If you have ever lost your work on a long article or paper due to a system crash, you will like this one. Yes, the Office apps have matured a lot over the past few years, and auto-recover is, by default, turned on. But sometimes even the default auto-recover of 10 minutes is too long. In my experience, when working on very large documents, Word can be persnickety. By auto-saving your work every minute or two, you get an extra level of protection. Embrace your inner anal-retentive. Don’t be ashamed. If Word ever crashes or you experience a system crash while you have a document open, you can likely recover most if not all of your document through the auto-recovery copy that the app saves regularly. But if you’re looking to be extra safe, you should consider changing the Word auto-recovery folder’s location to a cloud drive.

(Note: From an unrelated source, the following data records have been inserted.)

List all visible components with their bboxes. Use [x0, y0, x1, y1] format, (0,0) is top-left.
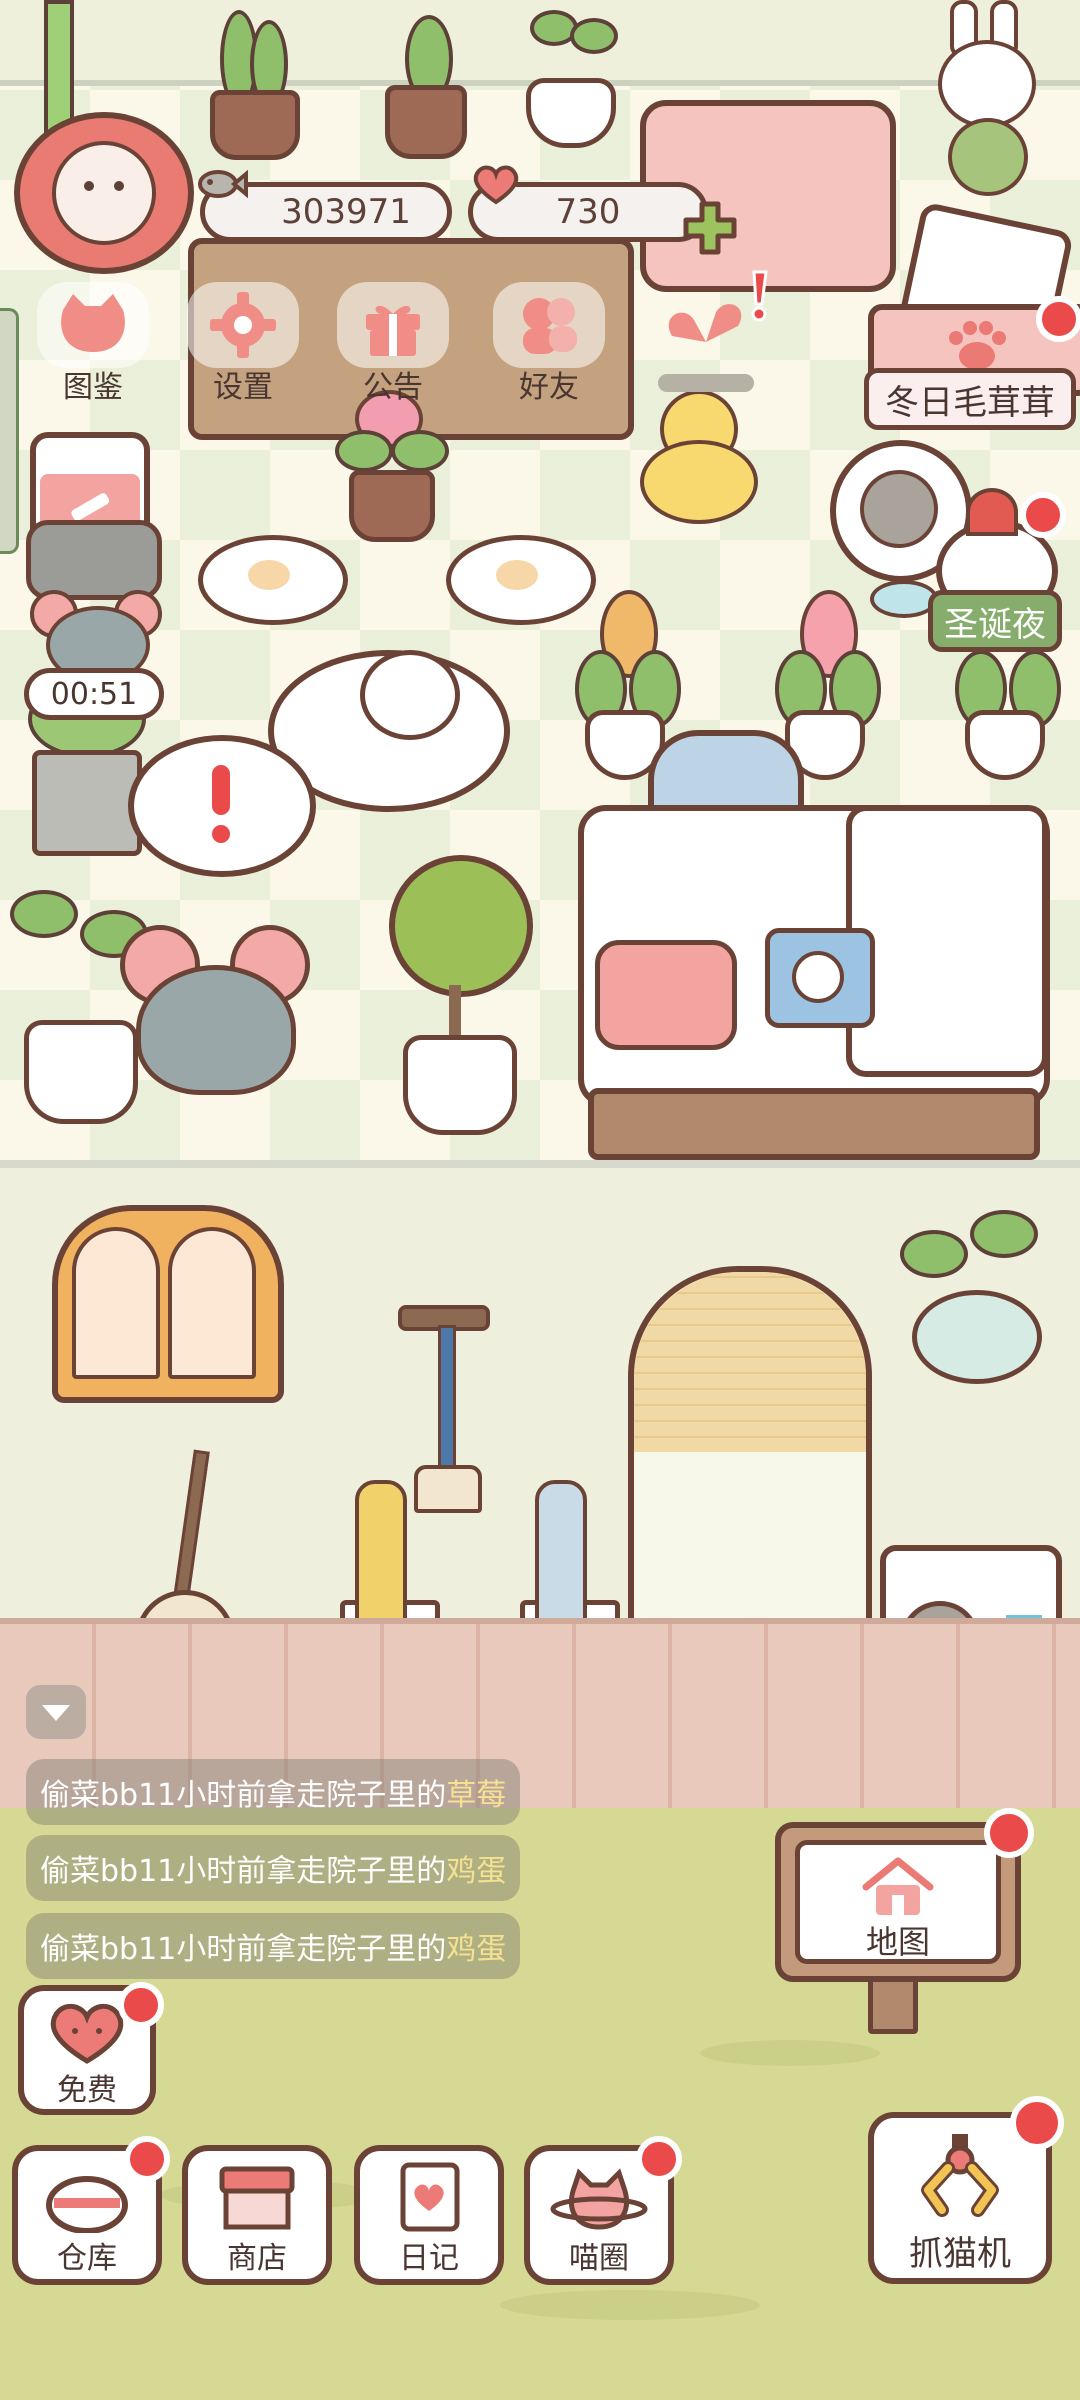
alert-speech-bubble[interactable] — [128, 735, 316, 877]
blue-camera — [765, 928, 875, 1028]
heart-icon — [50, 2003, 124, 2064]
cat-circle-label: 喵圈 — [569, 2241, 629, 2276]
free-gift-badge — [118, 1982, 164, 2028]
bamboo-plant — [30, 0, 90, 138]
lawn-patch — [700, 2040, 880, 2066]
tool-hook-rack — [398, 1305, 490, 1525]
cactus-plant — [375, 15, 475, 160]
fish-currency-amount: 303971 — [281, 192, 411, 232]
lawn-patch — [500, 2290, 760, 2320]
interaction-button[interactable] — [650, 270, 768, 400]
house-icon — [862, 1857, 934, 1915]
diary-button[interactable]: 日记 — [354, 2145, 504, 2285]
announcement-label: 公告 — [363, 370, 423, 405]
map-badge — [984, 1808, 1034, 1858]
bed-headboard — [846, 805, 1048, 1077]
gear-icon — [210, 292, 276, 358]
topiary-tree — [385, 855, 535, 1135]
hanging-plant-vase — [900, 1210, 1050, 1390]
duck-plush — [630, 390, 770, 530]
side-drawer-handle[interactable] — [0, 308, 19, 554]
heart-hands-icon — [668, 304, 742, 342]
warehouse-label: 仓库 — [57, 2241, 117, 2276]
warehouse-icon — [46, 2176, 128, 2233]
chevron-down-icon — [42, 1705, 70, 1721]
map-label: 地图 — [865, 1923, 930, 1961]
stool-right-cushion — [496, 560, 538, 590]
fish-icon — [198, 169, 248, 199]
mouse-thief-timer[interactable]: 00:51 — [24, 586, 164, 722]
catalog-button[interactable]: 图鉴 — [30, 282, 156, 405]
winter-event-label: 冬日毛茸茸 — [864, 368, 1076, 430]
cat-planet-icon — [550, 2168, 648, 2230]
bamboo-blind-doorway[interactable] — [628, 1266, 872, 1638]
shop-button[interactable]: 商店 — [182, 2145, 332, 2285]
sprout-plant — [520, 0, 618, 150]
friends-label: 好友 — [519, 370, 579, 405]
claw-icon — [921, 2134, 999, 2217]
avatar-face — [52, 141, 156, 245]
claw-machine-label: 抓猫机 — [909, 2234, 1011, 2274]
shop-icon — [219, 2166, 295, 2230]
add-hearts-button[interactable] — [680, 198, 740, 258]
cat-circle-badge — [636, 2136, 682, 2182]
heart-currency-amount: 730 — [555, 192, 621, 232]
winter-event-badge — [1036, 296, 1080, 342]
gift-icon — [366, 305, 420, 356]
claw-machine-badge — [1010, 2096, 1064, 2150]
catalog-label: 图鉴 — [63, 370, 123, 405]
interaction-progress — [658, 374, 754, 392]
floor-divider — [0, 1160, 1080, 1168]
pink-telephone — [595, 940, 737, 1050]
exclamation-icon — [212, 765, 230, 815]
snake-plant — [200, 10, 310, 160]
chat-toggle-button[interactable] — [26, 1685, 86, 1739]
settings-button[interactable]: 设置 — [180, 282, 306, 405]
diary-label: 日记 — [399, 2241, 459, 2276]
shop-label: 商店 — [227, 2241, 287, 2276]
friends-icon — [523, 298, 577, 354]
stool-left-cushion — [248, 560, 290, 590]
bed-base — [588, 1088, 1040, 1160]
yellow-duster — [355, 1480, 407, 1638]
paw-icon — [949, 321, 1006, 370]
bunny-plush — [930, 0, 1040, 200]
settings-label: 设置 — [213, 370, 273, 405]
player-avatar[interactable] — [14, 112, 194, 274]
flower-pot — [335, 390, 449, 542]
map-button[interactable]: 地图 — [775, 1822, 1021, 1982]
exclamation-icon — [751, 270, 768, 322]
angry-mouse-npc[interactable] — [120, 925, 320, 1105]
countdown-timer: 00:51 — [24, 668, 164, 720]
cat-head-icon — [61, 294, 125, 352]
activity-feed-item: 偷菜bb11小时前拿走院子里的 鸡蛋 — [26, 1835, 521, 1901]
free-label: 免费 — [57, 2073, 117, 2108]
teapot — [360, 650, 460, 740]
activity-feed-item: 偷菜bb11小时前拿走院子里的 鸡蛋 — [26, 1913, 521, 1979]
heart-icon — [473, 165, 519, 205]
diary-icon — [400, 2162, 460, 2232]
christmas-event-label: 圣诞夜 — [928, 590, 1062, 652]
warehouse-badge — [124, 2136, 170, 2182]
flower-window — [52, 1205, 284, 1403]
christmas-event-badge — [1020, 492, 1066, 538]
activity-feed-item: 偷菜bb11小时前拿走院子里的 草莓 — [26, 1759, 521, 1825]
blue-umbrella — [535, 1480, 587, 1638]
announcement-button[interactable]: 公告 — [330, 282, 456, 405]
friends-button[interactable]: 好友 — [486, 282, 612, 405]
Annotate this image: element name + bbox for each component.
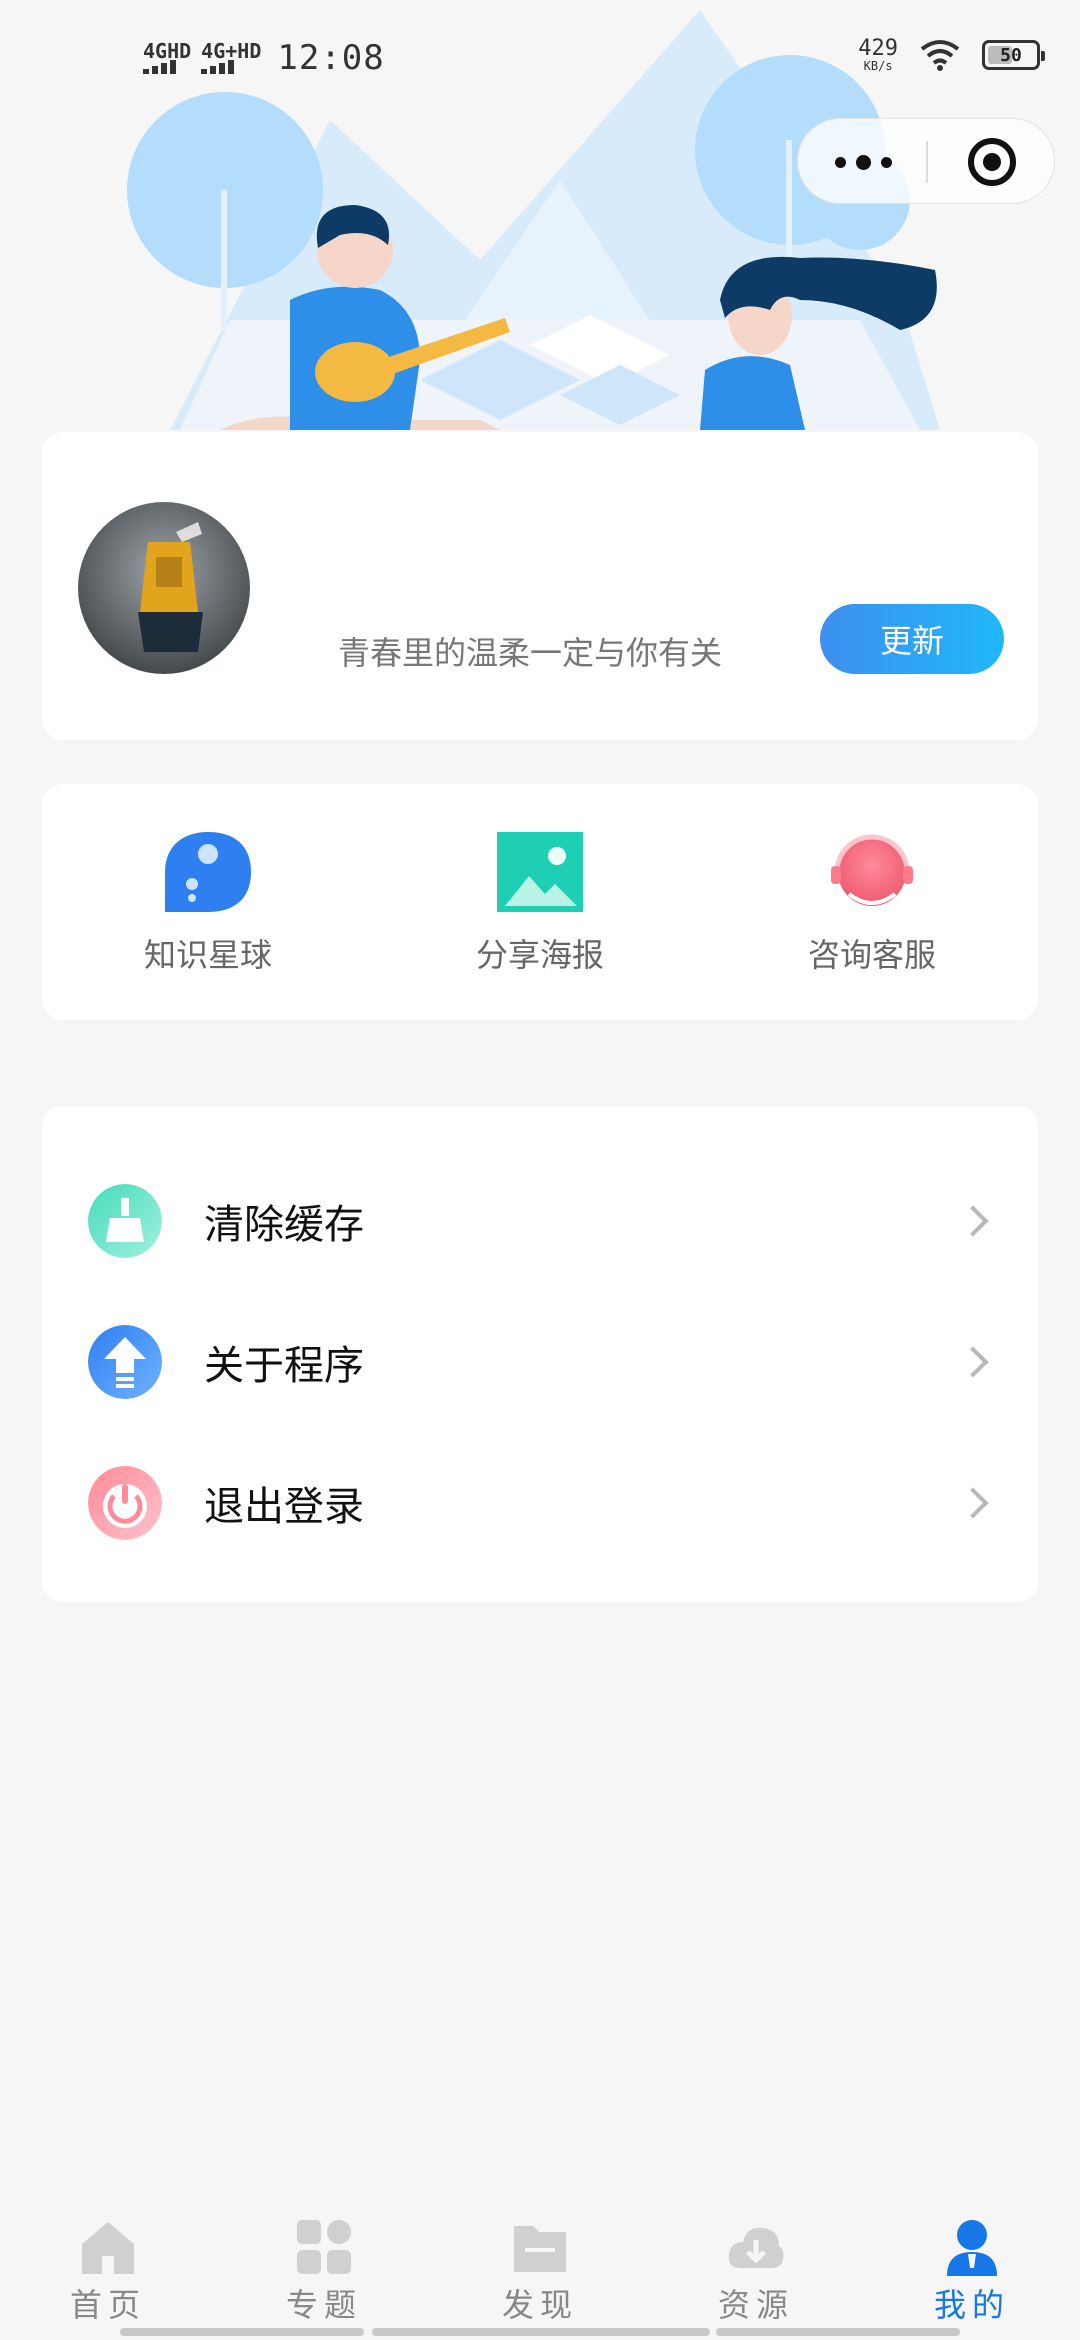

Changing the Autosave Settings
To find the auto-recover settings, open up Microsoft Word and select File > Options
The Word Options dialog box will open, and under Save documents you should see the default of Save AutoRecover information every 10 minutes. Change this setting to 1 or 2 minutes, and then make sure your AutoRecover file location is set to your cloud location of choice.
For my files, I have them saved to my OneDrive for Business account. Click Browse to change the destination, which opens the Modify Location dialog box.
Select your preferred file destination, and click Ok. You should now see your preferred file destination within the Save documents section, and can click Ok so save your AutoRecover settings.
For this example, I pointed Word at my OneDrive account, but you can use just about any cloud service that has a desktop app and synchronizes files to the cloud. Dropbox, OneDrive, and Google Drive are all options. From here, you should be good to go. Of course, I’m not sure how you’ll go about testing these settings. At some point, you have to trust, I suppose.